One of three 18-hole courses to be found at Firestone Country Club, the North is an engaging Robert Trent Jones Snr layout that debuted in 1969, ten years after the South course was unveiled. The more highly-rated South course garners all the plaudits as a tournament venue but many believe the North to be the best golfing layout at this 54-hole facility.
Author Daniel Wexler says this about the course in his book The American Private Golf Club Guide: “Rather overlooked is the North course, a 1969 Trent (Jones) creation located just across East Warner Road, along the shores of a large city reservoir.
Indeed, the North is a far more engaging layout, offering a number of interesting water holes, including the 534-yard 7th (which runs downhill to a waterside green) and the 201-yard 11th, as well as the 545-yatd 18th, a grand dogleg right which dares a huge diagonal carry of the tee.
The site of the 1976 American Golf Classic, the North is a very strong ‘second’ course indeed.”
What a juxtaposition between the much heralded and way overrated South Course and its next-door sibling the North Course.
The layout is infused with engaging shots and golfers have to discern the appropriate level of challenge they wish to handle.
RTJ, Sr., far too often replicated designs that became like McDonald's store fronts - the same template used time after time.
The North accentuates a far different motif. The Firestone Reservoir is an integral element int he playing of several holes and the wherewithal to know just how far down on the pedal of risk is central to one's possible success.
The routing is also far more elaborate -- unlike the back-and-forth tedious nature of the South layout.

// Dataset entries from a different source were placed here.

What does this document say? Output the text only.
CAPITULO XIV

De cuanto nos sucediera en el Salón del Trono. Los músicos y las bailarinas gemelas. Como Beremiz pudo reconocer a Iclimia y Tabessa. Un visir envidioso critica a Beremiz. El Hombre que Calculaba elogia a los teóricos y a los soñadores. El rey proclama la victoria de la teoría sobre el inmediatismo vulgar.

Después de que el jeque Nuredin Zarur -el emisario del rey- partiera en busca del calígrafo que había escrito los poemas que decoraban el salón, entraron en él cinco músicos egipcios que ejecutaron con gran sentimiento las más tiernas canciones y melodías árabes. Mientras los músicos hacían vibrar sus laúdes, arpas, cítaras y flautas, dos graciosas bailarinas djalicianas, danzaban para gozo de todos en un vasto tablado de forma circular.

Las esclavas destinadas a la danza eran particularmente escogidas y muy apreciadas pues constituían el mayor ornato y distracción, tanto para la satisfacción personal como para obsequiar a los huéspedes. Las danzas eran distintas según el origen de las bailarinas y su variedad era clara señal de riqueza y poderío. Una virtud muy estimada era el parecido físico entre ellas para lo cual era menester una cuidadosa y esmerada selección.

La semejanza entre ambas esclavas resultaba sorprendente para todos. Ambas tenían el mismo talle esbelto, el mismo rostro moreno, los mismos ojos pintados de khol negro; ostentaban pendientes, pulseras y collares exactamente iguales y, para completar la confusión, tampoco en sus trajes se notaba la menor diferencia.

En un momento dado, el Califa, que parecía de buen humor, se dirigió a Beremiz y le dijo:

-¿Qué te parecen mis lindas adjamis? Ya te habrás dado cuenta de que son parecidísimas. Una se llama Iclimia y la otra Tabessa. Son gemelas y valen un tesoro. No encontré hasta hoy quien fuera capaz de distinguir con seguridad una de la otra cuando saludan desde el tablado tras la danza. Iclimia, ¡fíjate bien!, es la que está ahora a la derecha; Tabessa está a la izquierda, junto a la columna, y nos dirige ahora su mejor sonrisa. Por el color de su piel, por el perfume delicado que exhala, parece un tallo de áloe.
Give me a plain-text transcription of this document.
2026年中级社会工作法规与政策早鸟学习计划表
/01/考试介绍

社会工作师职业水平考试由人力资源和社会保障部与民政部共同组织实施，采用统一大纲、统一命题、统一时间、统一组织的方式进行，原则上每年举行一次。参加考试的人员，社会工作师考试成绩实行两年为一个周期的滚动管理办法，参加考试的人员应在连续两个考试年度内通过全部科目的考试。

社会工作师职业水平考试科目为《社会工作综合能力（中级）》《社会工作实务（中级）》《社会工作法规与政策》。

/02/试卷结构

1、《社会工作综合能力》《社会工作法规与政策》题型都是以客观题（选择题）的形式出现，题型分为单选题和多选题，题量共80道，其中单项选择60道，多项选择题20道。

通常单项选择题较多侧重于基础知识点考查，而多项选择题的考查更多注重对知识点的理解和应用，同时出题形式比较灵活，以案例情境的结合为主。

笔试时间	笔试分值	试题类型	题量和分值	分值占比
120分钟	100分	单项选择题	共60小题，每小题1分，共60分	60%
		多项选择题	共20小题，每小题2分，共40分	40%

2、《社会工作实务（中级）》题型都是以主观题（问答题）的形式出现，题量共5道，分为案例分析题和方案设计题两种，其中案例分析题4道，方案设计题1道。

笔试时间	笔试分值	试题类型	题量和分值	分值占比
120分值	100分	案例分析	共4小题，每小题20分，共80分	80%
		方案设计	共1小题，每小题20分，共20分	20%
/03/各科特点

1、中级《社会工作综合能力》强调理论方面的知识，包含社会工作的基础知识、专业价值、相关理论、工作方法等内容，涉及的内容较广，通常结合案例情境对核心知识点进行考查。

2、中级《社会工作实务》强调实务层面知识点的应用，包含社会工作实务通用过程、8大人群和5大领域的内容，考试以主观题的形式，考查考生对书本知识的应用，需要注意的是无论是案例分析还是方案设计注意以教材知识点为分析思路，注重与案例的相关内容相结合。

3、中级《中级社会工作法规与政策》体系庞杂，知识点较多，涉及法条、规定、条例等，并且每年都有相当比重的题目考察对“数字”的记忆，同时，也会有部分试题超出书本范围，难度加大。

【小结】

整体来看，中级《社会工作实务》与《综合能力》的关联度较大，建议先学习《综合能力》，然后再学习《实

Unfortunately, a number of RTJ, Sr. courses have lost much of their appeal through the course of time. In sum -- many have not aged well and the embracing of the classic period of architecture from the gifted young architects of today has become the clarion call for course creations.
The North has simply been ignored by far too many people who have been swept up in all the hype that the South receives. It's understandable given how the South has had consistent television exposure and is well known to golf audiences -- not in the States but globally.

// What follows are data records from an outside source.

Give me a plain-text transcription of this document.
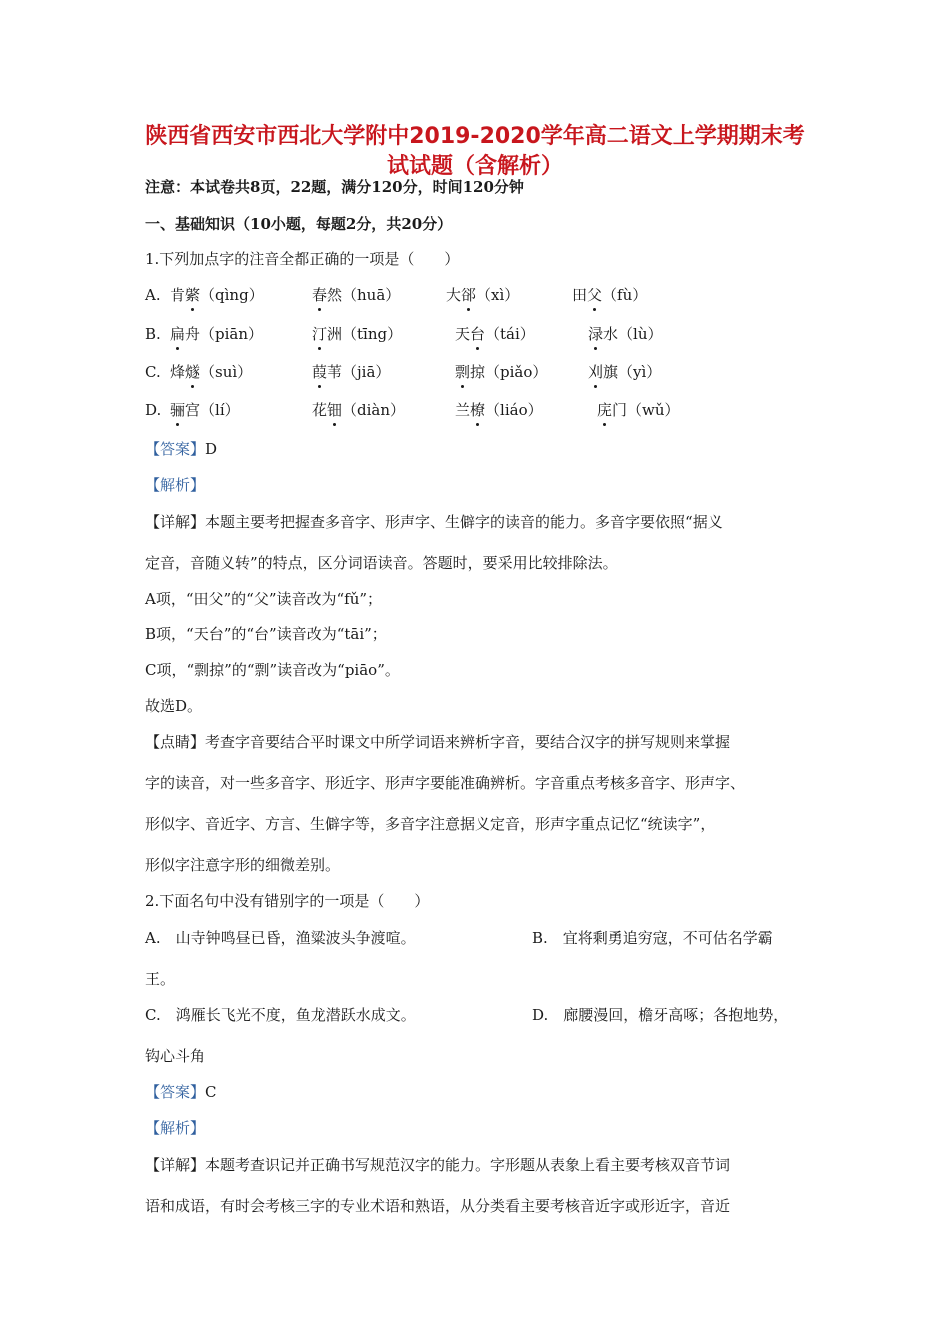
陕西省西安市西北大学附中2019-2020学年高二语文上学期期末考
试试题（含解析）
注意：本试卷共8页，22题，满分120分，时间120分钟
一、基础知识（10小题，每题2分，共20分）
1.下列加点字的注音全都正确的一项是（　　）
A. 肯綮（qìng）	春然（huā）	大郤（xì）	田父（fù）
B. 扁舟（piān）	汀洲（tīng）	天台（tái）	渌水（lù）
C. 烽燧（suì）	葭苇（jiā）	剽掠（piǎo）	刈旗（yì）
D. 骊宫（lí）	花钿（diàn）	兰橑（liáo）	庑门（wǔ）
【答案】D
【解析】
【详解】本题主要考把握查多音字、形声字、生僻字的读音的能力。多音字要依照“据义
定音，音随义转”的特点，区分词语读音。答题时，要采用比较排除法。
A项，“田父”的“父”读音改为“fǔ”；
B项，“天台”的“台”读音改为“tāi”；
C项，“剽掠”的“剽”读音改为“piāo”。
故选D。
【点睛】考查字音要结合平时课文中所学词语来辨析字音，要结合汉字的拼写规则来掌握
字的读音，对一些多音字、形近字、形声字要能准确辨析。字音重点考核多音字、形声字、
形似字、音近字、方言、生僻字等，多音字注意据义定音，形声字重点记忆“统读字”，
形似字注意字形的细微差别。
2.下面名句中没有错别字的一项是（　　）
A.　山寺钟鸣昼已昏，渔粱波头争渡喧。	B.　宜将剩勇追穷寇，不可估名学霸
王。
C.　鸿雁长飞光不度，鱼龙潜跃水成文。	D.　廊腰漫回，檐牙高啄；各抱地势，
钩心斗角
【答案】C
【解析】
【详解】本题考查识记并正确书写规范汉字的能力。字形题从表象上看主要考核双音节词
语和成语，有时会考核三字的专业术语和熟语，从分类看主要考核音近字或形近字，音近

I can remember when the American Golf Classic was played on the North in 1976 and I was amazed even then about the visuals and how it contrasted with the South.
I have long been a staunch believer that land is no less than 60% of the equation when a course is assessed.
The North smartly incorporates so much more on its overall skeleton. Jones was a big time proponent of the heroic style of architecture and the North has plenty of such moments. Some will opine there is too much insertion of the water penalty areas but I believe the involvement is central to the character of the course.
The closures on both nines is done smartly and when completing the round you do have the desire to want to play the layout again.
Any trek to Firestone that does not include a round on the North is clearly missing out on one's visit.